2019-07-20 12:24:49,117:ERROR:certbot.renewal:All renewal attempts failed. The following certs could not be renewed:
2019-07-20 12:24:49,118:ERROR:certbot.renewal: /etc/letsencrypt/live/forceistrongwithisone.fr/fullchain.pem (failure)
2019-07-20 12:24:49,118:DEBUG:certbot.log:Exiting abnormally:
Traceback (most recent call last):
File "/usr/bin/certbot", line 11, in
load_entry_point('certbot==0.31.0', 'console_scripts', 'certbot')()
File "/usr/lib/python3/dist-packages/certbot/main.py", line 1365, in main
return config.func(config, plugins)
File "/usr/lib/python3/dist-packages/certbot/main.py", line 1272, in renew
renewal.handle_renewal_request(config)
File "/usr/lib/python3/dist-packages/certbot/renewal.py", line 477, in handle_renewal_request
len(renew_failures), len(parse_failures)))
certbot.errors.Error: 1 renew failure(s), 0 parse failure(s)

I have root access on the machine, CLI interface (bash).

I checked out the code, and it doesn't seem like there is a way to just make it bind to IPv4, and see what happens, right ? The class object tries to make it bind to both and only stops if both fail ?

If someone has an idea, I'd be glad to hear it. Thanks for your great work.

Best regards,
Me

Hi @Naboochodonosor

your port 80 is blocked ( https://check-your-website.server-daten.de/?q=forceistrongwithisone.fr ):

What's running there? It's not a webserver, it's something else.
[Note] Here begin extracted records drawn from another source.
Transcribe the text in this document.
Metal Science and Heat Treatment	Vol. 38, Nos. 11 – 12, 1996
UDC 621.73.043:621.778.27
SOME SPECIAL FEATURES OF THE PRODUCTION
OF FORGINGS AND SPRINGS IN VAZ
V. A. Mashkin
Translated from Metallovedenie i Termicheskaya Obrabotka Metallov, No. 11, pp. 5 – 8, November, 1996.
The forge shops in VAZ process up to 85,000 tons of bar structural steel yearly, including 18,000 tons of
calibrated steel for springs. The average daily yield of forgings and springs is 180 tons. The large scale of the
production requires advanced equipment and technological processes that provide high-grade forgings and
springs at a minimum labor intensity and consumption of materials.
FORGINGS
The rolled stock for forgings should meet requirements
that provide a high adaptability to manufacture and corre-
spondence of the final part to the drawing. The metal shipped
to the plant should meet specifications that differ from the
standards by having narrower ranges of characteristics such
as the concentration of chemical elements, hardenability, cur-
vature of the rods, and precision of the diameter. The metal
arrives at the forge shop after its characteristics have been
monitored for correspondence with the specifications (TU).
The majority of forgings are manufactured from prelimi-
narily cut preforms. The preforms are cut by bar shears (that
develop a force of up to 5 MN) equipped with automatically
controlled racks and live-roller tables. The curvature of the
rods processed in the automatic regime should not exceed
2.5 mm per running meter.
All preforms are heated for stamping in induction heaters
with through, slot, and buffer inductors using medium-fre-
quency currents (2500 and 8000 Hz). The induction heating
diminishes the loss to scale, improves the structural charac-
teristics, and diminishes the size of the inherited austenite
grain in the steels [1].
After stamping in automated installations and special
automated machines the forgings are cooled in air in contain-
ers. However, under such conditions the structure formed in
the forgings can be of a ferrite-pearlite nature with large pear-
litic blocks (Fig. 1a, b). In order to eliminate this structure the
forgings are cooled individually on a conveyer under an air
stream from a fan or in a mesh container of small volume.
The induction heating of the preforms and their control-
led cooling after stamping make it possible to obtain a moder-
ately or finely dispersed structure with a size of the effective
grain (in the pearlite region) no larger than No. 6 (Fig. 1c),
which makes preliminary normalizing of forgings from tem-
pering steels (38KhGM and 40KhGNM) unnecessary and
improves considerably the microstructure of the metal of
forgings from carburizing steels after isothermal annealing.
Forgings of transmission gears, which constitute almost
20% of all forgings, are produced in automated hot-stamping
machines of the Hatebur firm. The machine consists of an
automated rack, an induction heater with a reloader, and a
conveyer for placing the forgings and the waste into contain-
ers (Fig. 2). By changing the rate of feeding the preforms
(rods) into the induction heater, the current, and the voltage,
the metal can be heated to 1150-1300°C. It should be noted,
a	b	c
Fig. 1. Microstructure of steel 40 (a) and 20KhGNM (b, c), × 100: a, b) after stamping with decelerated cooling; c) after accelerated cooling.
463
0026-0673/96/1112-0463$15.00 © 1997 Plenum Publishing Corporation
It's possible to connect with telnet, but then the connection is closed.

You must stop that instance if you want to use --standalone.

Hum, yes, my bad… That is a bit stupid on my end. The server is behind a router, which has currently no NAT rule for port 80. I will add that to it ASAP, however I doubt that it is the issue. Aside from that, there is no website currently at forceistrongwithisone.fr, I’m (for now) only using my subdomains.

When launching Certbot while checking with ss, Certbot only listens to port 80 (::80) on the IPv6 local address (fe80::), not on :80. Unless I’m mistaken (which is quite possible), not having a NAT rule for port 80 shouldn’t prevent certbot from listening on port 80 on the server itself ? Or does it check that it is reachable before ?

Also, you’ve started a telnet connection with 82.244.57.42 on port 23 ? It shouldn’t be open, doesn’t appear to be and I can’t connect, nor does nmap shows . If you could confirm or infirm that, that’d be great

Maybe. But if you have only an A-record, not an AAAA, Letsencrypt can't check your website.

So: Only A-Record -> your port 80 must be visible.

No, I've checked port 80 to see, if there is an answer.

telnet yourdomain 80

Yep, I realize that IPv6 is useless here, I don't actually want to use it
Thanks for your answer. I can't currently change the port 80 on my router to redirect to my webserver, as it is used by my VPN (to prevent port filtering), which I'm using, but I'll do it as soon as I get back and update then.

Thank you !

Update :
It would seem that certbot does need an open connection to :80 to start listening to it on the local machine. Thanks a lot for your help, @JuergenAuer, and sorry about not seeing that one.

This is solved

This topic was automatically closed 30 days after the last reply. New replies are no longer allowed.